Pourquoi alors, en 2020, existe-t-il un déséquilibre aussi marqué ? « Quand vous regardez les secteurs des pierres précieuses et des diamants, vous devez d'abord comprendre qu'ils sont différents », explique Naomi. « Le fossé entre les deux secteurs est énorme. J'ai travaillé comme courtier en diamants à Anvers, et quand les clients venaient dans la maison de courtage, ils pensaient que j'étais soit l'épouse, la fille ou l'assistante. Les diamants ont toujours été contrôlés et réglementés, principalement par de riches entreprises familiales, de sorte que la tradition a pris le dessus sur l'industrie. Les pierres précieuses de couleur, en revanche, obéissent à des règles complètement différentes, intrinsèquement plus souples. Quelqu'un peut découvrir une pierre précieuse et même lui donner son propre nom. Avec les diamants, c'est tout simplement impossible ».



L'industrie du diamant est encore plus contrôlée et traditionnelle que celle des pierres précieuses de couleur, ce qui rend plus difficile pour les femmes de s'y implanter.


Innovation et avenir


Les pierres précieuses de couleur constituent un marché épars, la majorité des gemmes et des mines étant contrôlées par des entreprises privées et des familles. Cela rend l'innovation sur le marché sans doute plus difficile. Mais le cas de Fura Gems permet de mettre en évidence les changements initiés par des femmes. Et si Lucara est un bon exemple de l'évolution potentielle du marché du diamant, le statu quo de l'industrie demeure néanmoins un problème auquel les deux marchés doivent faire face. 


« Le monde de la gemmologie est très petit, et il est constitué d'hommes à 90% », détaille Naomi. « La plupart des acheteurs de pierres précieuses sont des hommes. C'est une industrie familiale, donc traditionnelle ». Le rôle symbolique de la famille dans l'industrie, explique Naomi, est fondamental pour comprendre et changer le marché. « La marché des diamants, par exemple, est basé sur la confiance et la réputation. En tant que femme, il existe un manque de visibilité et de notoriété sur le marché.
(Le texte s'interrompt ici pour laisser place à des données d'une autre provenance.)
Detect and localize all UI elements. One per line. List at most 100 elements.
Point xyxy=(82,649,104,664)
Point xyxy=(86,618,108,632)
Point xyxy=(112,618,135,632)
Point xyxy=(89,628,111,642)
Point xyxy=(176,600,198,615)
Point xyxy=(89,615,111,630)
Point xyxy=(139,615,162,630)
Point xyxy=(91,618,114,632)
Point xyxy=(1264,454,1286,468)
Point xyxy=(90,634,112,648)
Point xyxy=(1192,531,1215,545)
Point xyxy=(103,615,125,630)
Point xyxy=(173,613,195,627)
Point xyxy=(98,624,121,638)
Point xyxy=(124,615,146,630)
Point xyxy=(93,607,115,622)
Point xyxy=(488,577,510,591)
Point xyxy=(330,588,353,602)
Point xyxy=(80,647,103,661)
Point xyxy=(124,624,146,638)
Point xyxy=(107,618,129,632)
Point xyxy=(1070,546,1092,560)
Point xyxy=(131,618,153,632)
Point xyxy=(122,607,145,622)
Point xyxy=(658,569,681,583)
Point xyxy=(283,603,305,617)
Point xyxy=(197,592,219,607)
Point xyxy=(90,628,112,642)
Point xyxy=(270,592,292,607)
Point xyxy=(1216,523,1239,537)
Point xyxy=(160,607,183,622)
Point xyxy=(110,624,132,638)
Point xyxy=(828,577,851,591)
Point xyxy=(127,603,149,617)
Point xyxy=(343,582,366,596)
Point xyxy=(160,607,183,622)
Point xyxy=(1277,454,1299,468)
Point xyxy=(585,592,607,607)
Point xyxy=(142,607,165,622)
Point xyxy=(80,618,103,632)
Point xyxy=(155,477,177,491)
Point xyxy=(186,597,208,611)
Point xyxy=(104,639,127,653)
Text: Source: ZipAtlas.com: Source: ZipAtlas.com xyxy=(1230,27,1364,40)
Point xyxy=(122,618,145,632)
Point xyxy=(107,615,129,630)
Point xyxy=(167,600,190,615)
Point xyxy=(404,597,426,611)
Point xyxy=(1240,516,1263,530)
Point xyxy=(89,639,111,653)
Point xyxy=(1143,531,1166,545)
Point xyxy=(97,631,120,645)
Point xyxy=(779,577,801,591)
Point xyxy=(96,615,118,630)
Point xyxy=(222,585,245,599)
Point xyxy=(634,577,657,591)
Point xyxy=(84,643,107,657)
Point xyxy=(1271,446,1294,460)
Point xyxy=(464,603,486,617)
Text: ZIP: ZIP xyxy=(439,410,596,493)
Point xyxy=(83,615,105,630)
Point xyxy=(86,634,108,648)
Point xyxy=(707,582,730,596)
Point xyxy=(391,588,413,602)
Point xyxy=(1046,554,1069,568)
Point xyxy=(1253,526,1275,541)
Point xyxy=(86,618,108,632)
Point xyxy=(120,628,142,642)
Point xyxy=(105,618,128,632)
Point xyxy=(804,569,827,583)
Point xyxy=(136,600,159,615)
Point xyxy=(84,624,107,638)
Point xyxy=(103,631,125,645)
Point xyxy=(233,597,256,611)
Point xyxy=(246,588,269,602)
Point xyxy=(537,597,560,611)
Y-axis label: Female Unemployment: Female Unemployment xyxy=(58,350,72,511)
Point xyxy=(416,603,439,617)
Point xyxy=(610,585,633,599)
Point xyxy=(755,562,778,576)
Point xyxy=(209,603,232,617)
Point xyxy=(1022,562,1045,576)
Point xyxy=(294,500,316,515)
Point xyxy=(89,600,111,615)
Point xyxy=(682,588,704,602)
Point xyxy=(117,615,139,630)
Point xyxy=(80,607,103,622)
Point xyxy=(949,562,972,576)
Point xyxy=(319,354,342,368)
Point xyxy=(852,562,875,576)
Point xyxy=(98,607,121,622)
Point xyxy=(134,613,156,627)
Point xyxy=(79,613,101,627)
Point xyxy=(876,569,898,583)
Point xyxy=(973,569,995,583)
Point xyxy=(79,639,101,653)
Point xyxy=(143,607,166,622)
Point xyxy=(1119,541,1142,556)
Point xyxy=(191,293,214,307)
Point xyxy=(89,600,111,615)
Les hommes ayant toujours mené la barque, il sera difficile de changer cette perception ».


Des sociétés comme Fura Gems donnent aux femmes la possibilité de façonner l'environnement et de favoriser un plus grand sentiment d'accessibilité. Ce qui est crucial, car il n'en a jamais été ainsi auparavant. « Si vous prenez les gemmologues de terrain, vous constaterez qu'il n'y a pas de femmes dans ce domaine. Dans certains pays, les femmes ne se sentent pas en sécurité lorsqu'elles participent aux opérations sur le terrain. C'est encore plus intéressant quand vous regardez les universitaires diplômés. La plupart sont des femmes, mais où vont-elles ? Nous avons toujours travaillé avec des courtiers pour assurer nos services, et les femmes sont plus présentes, ce qui est la preuve que les choses changent ».


L'achat partiel par Louis Vuitton du diamant Sewelô de Lucara est l'exemple parfait du changement de paysage et de l'innovation apportés par les femmes. Thomas a contourné les courtiers d'Anvers et le protocole traditionnel, pour s'associer à LV, afin que la marque puisse vendre des pierres précieuses polies et taillées. Le marché connaît de grands bouleversement - ce qui n'est pas pour déplaire aux femmes.